Ever so often there will be another news report about an anthrax scare at a post office or on Capitol Hill in Washington, D.C., giving everyone a reminder of the way the world has changed since Sept. 11, 2001.
UAB researchers Wayne and Christie Brouillette are trying to develop drugs to combat anthrax, plague and tularemia — three pathogens for which there are no drugs currently available to treat. |
The majority of these incidents have come to pass without injury, and the substances in question have been identified as baking powder or another non-toxic material. But the U.S. government sees the threat of anthrax, plague and other engineered, multidrug-resistant strains of bacterial pathogens as real. And in its estimation, that means that new antibacterial drugs that act on these types of targets are needed for protection.
UAB researchers Christie and Wayne Brouillette, Ph.D., are trying to develop drugs to combat anthrax, plague and tularemia. No drugs specifically designed to combat the three pathogens are available on the market, let alone a single drug to hit all three. But the Brouillettes say they are making progress in developing drugs they hope can one day be administered to anyone exposed in a real bioterrorist event – and save their life.

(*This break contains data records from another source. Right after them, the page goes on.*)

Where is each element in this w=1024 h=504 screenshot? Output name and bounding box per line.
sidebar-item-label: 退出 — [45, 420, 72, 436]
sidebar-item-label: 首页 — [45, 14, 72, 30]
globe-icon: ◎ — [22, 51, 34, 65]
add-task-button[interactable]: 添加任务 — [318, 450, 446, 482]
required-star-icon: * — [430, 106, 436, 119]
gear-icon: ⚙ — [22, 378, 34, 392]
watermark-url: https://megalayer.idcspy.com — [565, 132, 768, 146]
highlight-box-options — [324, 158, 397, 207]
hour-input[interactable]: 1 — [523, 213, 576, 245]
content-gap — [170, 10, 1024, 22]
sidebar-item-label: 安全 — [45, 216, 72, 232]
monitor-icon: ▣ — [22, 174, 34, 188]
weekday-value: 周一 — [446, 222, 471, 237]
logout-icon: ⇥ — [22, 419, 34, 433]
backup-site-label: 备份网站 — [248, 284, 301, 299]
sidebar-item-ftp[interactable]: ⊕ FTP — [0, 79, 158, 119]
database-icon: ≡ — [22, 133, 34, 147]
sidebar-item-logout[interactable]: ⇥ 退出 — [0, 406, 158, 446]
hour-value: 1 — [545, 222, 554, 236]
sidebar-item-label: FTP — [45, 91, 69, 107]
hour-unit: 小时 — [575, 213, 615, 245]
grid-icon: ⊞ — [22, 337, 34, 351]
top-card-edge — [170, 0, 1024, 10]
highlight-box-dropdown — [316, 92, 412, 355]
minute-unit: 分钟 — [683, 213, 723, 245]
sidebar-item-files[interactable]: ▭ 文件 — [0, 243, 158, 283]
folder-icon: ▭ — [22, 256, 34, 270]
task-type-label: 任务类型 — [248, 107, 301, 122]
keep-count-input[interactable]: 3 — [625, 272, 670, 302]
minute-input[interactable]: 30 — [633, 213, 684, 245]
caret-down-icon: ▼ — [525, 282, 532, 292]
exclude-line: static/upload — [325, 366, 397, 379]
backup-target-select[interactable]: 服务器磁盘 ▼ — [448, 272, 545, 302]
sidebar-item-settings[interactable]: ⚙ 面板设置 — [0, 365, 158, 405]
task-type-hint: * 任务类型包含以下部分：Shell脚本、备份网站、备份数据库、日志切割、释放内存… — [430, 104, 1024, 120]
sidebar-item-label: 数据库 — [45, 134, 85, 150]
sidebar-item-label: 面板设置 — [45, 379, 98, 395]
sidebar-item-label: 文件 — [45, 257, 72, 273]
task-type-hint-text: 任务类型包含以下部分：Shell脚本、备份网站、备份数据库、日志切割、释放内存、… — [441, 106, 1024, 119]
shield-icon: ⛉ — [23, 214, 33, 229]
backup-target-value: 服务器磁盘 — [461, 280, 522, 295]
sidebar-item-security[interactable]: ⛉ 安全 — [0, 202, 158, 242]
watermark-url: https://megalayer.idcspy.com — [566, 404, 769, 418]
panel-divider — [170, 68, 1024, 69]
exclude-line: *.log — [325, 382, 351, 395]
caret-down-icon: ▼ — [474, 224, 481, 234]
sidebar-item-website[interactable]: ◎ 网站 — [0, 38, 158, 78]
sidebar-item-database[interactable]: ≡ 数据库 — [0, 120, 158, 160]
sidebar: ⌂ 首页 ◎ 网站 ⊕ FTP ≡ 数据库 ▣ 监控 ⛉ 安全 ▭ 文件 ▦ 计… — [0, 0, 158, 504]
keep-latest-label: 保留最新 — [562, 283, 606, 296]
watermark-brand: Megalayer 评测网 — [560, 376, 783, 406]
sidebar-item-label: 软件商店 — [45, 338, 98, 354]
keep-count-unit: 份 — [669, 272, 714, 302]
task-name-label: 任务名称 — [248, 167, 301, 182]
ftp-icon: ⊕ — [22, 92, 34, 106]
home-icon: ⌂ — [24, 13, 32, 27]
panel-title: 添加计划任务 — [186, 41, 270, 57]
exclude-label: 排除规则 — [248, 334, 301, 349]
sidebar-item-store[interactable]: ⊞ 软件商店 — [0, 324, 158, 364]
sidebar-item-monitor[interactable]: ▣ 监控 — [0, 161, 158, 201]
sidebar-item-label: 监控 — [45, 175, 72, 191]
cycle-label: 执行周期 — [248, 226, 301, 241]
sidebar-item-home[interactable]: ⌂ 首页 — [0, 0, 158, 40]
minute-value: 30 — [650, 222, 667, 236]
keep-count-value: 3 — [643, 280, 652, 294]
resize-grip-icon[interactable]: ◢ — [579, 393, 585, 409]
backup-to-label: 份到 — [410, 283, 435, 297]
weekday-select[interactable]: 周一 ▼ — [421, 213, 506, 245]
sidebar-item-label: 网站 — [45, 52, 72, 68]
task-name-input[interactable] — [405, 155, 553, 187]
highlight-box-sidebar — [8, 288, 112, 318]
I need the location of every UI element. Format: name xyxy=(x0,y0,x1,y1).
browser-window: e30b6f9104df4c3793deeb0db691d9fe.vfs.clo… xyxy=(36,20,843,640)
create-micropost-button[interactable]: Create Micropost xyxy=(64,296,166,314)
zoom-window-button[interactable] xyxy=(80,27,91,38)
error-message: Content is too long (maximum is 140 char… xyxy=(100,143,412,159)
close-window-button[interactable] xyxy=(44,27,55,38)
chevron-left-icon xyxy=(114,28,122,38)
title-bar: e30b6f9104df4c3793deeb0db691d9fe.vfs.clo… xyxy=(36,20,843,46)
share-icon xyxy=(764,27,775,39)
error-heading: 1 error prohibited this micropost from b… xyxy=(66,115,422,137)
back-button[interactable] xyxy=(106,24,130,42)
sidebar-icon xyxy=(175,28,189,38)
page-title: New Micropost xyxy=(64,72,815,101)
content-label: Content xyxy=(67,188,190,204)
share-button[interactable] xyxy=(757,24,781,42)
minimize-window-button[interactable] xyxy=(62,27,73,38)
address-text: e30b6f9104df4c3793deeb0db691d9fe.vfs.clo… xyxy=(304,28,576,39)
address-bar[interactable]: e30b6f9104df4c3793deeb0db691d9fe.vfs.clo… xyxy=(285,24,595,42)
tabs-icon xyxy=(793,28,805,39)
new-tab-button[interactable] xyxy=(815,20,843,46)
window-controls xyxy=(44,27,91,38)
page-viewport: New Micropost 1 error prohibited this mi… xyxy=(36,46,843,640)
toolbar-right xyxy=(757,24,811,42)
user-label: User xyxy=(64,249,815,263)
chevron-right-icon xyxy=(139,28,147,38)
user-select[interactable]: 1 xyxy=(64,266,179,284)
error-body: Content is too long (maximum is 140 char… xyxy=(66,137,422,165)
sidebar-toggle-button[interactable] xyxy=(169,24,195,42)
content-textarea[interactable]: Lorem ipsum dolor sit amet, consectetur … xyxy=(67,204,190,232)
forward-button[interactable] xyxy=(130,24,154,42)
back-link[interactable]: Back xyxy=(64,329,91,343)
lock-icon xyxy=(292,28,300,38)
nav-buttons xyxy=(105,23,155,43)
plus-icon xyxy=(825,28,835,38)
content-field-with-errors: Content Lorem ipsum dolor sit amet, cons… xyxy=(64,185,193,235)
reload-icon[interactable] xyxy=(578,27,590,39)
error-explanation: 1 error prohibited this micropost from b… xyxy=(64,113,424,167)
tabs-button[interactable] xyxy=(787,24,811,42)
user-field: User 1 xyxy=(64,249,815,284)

“Some time ago, the Center for Biophysical Sciences and Engineering received funding from the Defense Advanced Research Projects Agency (DARPA) to discover new targets for high-risk pathogens that might be an interest for bioterrorism,” says Christie Brouillette. “Wayne and I were involved in the development of one of those targets, and with our own funding we’ve made pretty good progress in discovering effective compounds.”
Dangerous substance
Anthrax, plague and tularemia are categorized by the U.S. government as Class A pathogen agents, the most dangerous class of virulent pathogens. Anthrax itself actually is a naturally occurring spore, found all around in nature, but it is normally dormant and its low concentrations rarely pose a natural risk to humans.
“You can find anthrax in the dirt, there’s just not enough of it to be harmful,” says Wayne Brouillette.
“Also, it has to be put in a nutritive environment before it becomes dangerous.” Adds Christie Brouillette, “In its spore form it’s actually easy to handle. It’s easily dispersed, too, which is why it’s a good bioterrorism agent.”
Because these agents pose such a significant risk, there is a greater need for many approaches for protection and treatment, especially given the threat of multi-drug-resistant strains. The Brouillettes say a number of viable, alternative drug therapies are needed in addition to vaccines.
Rapid treatment
Treatment of patients suspected of exposure to a Class A pathogen must be simple and rapid, says Christie Brouillette.
Early symptoms for anthrax, plague and tularemia essentially are the same, making a definitive diagnosis impossible without pathogen-specific tests. But mortality is extremely high and rapid after the onset of symptoms from inhaled anthrax or pneumonic plague.
“If someone is sick, you may not have time to wait for the outcome of a test,” Christie Brouillette says. “The right choice for post-exposure treatment could be made much easier if a single drug was known to be efficacious against all of the diseases.”
Because of the real threat of engineered multidrug-resistant strains of anthrax, plague or tularemia, new antibacterial drugs that remain effective are needed. One way to achieve this is to find new drugs that act on novel drug targets.
The Brouillettes and their team have achieved preliminary successes for compounds they have already identified to combat one of the enzyme targets found in Bacillus anthracis. These compounds appear to have broader applications because they also prevent the growth of common multi-drug-resistant bacteria. Their goal is to get drugs ready for late pre-clinical trials and “establish they not only are safe, but that they prevent or cure the disease in animal models,” Christie Brouillette says.
Marriage an advantage
The Brouillettes have been married for more than 30 years and have been working at UAB since 1979. Ironically, this is the first time the pair has worked together on a work-related project.
Wayne Brouillette’s work is in the fourth of a five-year, $1.5 million grant from the NIH. Christie Brouillette has begun the first year of a $5.3 million grant. There is distinctively different work going on with both grants, but the topical overlap was deliberate so that the results from Wayne’s grant (Christi is co-PI) could naturally feed into Christie’s (Wayne is co-PI).
“Prior to this project, there was never an overlap of interest, and so the question of whether we should work together or not wasn’t an issue,” Christie Brouillette says. “This project just kind of evolved, and we’ve found our skills are highly complementary in a drug-discovery and development environment.”
This means sometimes their work does go home with them, but Wayne Brouillette actually sees that as an advantage.
“I think the NIH is getting their money’s worth because we’re talking about compounds while we’re brushing our teeth,” he says.